Connecting with Other Asian Americans
By wchung | 21 Mar, 2026
Part 4 of the journey to becoming a confident, secure Asian American.
Once you learn to appreciate yourself in all your Asian American glory, you are ready to appreciate similar qualities in other Asian Americans. Shared experiences and values are at the heart of friendships, so you’re well equipped to relate with other Asian Americans, most of whom have gone through the same struggles and the same awakening into the need for their own identities.
Meeting Kindred Souls
As we discussed, most Asian Americans who have grown up in America go through the same painful awakenings to the need for their own identities. You will have more success finding friends among those who are as far along as you on this evolutionary path. Trying to relate to an Asian American who remains white-washed (for lack of a better shorthand) is like trying to talk to a cigar-store Indian. They will look at you with a blank gaze, wondering why some foreign-looking person is trying to get their attention.
The easiest ways to find big groups of the right Asians for friendship is to join one or more of the many Asian American organizations proliferating in virtually every American city of any size. Some are professional associations, some are charitable, some are political, and some are just dedicated to getting Asians together for a good time, be it basketball, dim sum, ski trips or just plain partying.
You will seldom enjoy a more heartening experience than attending your first meeting of any Asian American organization. Imagine a whole room full of people who not only share your experiences with the identity issue but embrace you as a prospective friend without veiled reservations about the wisdom of forming a lasting relationship with someone of your race and culture! That sense of unconditional acceptance is enough to bring tears to the eyes of a former banana!

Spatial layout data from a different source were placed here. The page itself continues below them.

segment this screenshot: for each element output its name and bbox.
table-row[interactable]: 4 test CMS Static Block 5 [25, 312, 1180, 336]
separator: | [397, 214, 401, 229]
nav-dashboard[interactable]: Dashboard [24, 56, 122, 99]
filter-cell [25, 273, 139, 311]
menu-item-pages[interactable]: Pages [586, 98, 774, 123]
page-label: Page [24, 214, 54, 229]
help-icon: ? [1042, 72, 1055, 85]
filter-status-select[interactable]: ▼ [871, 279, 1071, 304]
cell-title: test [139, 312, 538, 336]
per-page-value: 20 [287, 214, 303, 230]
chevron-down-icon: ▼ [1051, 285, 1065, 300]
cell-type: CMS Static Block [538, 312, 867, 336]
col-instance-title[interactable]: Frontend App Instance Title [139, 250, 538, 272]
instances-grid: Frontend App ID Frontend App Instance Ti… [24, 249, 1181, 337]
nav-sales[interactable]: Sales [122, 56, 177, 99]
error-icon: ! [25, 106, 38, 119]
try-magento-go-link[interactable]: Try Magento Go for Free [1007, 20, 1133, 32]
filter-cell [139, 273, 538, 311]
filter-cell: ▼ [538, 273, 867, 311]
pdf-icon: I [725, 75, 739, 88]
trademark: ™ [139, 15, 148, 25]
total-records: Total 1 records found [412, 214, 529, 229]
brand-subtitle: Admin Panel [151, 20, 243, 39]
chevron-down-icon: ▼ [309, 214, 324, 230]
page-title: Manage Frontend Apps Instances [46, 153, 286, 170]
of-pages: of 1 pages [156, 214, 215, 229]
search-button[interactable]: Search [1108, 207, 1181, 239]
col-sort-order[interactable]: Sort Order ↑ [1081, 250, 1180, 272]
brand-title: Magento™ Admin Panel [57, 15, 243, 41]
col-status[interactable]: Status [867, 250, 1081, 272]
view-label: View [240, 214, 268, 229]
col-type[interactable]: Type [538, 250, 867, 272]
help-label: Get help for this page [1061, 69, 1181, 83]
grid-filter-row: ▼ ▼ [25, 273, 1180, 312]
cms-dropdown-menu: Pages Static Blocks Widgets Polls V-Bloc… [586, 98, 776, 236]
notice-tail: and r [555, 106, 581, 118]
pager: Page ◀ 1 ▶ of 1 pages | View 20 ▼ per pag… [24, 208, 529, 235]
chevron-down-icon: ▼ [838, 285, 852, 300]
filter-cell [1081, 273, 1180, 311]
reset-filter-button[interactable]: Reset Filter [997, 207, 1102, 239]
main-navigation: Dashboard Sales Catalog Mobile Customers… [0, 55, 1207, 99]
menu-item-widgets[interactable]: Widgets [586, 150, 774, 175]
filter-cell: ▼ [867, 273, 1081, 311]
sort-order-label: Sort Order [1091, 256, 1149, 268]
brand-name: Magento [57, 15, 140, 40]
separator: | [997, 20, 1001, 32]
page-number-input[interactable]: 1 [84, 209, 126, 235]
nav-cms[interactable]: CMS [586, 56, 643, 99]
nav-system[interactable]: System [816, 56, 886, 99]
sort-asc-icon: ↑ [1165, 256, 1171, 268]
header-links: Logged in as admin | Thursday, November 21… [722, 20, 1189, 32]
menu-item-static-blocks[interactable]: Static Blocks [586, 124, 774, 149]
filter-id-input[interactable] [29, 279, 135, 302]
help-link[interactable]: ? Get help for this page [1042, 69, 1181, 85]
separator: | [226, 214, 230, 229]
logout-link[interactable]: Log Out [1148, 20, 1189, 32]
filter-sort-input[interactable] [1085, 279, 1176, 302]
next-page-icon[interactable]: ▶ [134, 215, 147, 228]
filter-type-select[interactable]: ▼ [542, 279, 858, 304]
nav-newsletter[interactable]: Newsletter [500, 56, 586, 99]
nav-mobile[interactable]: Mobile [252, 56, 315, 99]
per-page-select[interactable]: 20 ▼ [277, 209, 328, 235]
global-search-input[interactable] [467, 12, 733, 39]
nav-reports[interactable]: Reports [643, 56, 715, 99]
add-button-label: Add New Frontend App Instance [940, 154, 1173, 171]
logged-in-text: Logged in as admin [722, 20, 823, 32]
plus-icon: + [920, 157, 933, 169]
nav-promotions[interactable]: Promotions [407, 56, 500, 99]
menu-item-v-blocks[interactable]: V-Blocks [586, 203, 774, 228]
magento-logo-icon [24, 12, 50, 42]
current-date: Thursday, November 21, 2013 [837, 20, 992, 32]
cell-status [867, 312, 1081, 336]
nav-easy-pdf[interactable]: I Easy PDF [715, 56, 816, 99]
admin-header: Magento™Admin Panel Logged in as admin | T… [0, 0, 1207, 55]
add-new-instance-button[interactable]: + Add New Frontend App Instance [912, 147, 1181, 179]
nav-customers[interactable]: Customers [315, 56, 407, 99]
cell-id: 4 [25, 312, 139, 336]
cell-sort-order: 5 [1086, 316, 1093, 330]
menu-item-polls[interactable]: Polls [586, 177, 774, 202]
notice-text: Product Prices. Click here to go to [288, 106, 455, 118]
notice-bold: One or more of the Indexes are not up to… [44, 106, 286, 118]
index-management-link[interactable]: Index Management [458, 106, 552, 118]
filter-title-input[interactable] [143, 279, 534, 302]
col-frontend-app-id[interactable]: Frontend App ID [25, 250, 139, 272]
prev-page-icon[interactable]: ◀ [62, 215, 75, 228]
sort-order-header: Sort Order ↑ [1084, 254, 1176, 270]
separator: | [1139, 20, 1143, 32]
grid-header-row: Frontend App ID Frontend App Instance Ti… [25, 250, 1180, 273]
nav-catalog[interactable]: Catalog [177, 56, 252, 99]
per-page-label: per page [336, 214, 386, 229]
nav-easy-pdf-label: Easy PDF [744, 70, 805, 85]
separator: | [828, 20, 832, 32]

No human being can completely escape the issues of personality, culture and politics, but the one huge advantage of being a member of a minority made to feel so thoroughly “outside” is that Asian American affinity is much stronger than the bond between members of race-neutral organizations. That powerful mutual empathy and sympathy does minimize the cattiness, snobbishness, competitiveness or clanishness found in any groups of human beings (or lower-order animals, for that matter). So regardless of whether your social game is smoking or sub par, you will feel mostly a warm embrace from the other members.
If you aren’t a joiner but still want Asian American friends, you will have to take the initiative. Just find someone you’d like to have coffee with and say, “Hello!” Casual friendliness probably isn’t a hallmark of most adult Asian Americans (though I know of many exceptions, including me). But I have approached enough Asian Americans to know that one who takes the initiative to make an approach always finds a warm response, without the wary reserve triggered by an overture from a random stranger. After all, we all share membership in an exclusive club of people who have been mocked, ignored, maligned and generally disrespected for much of our early lives. We’re practically brothers and sisters before the exchange of a single word. Surely we can be friends!
"They will look at you with a blank gaze, wondering why some foreign-looking person is trying to get their attention."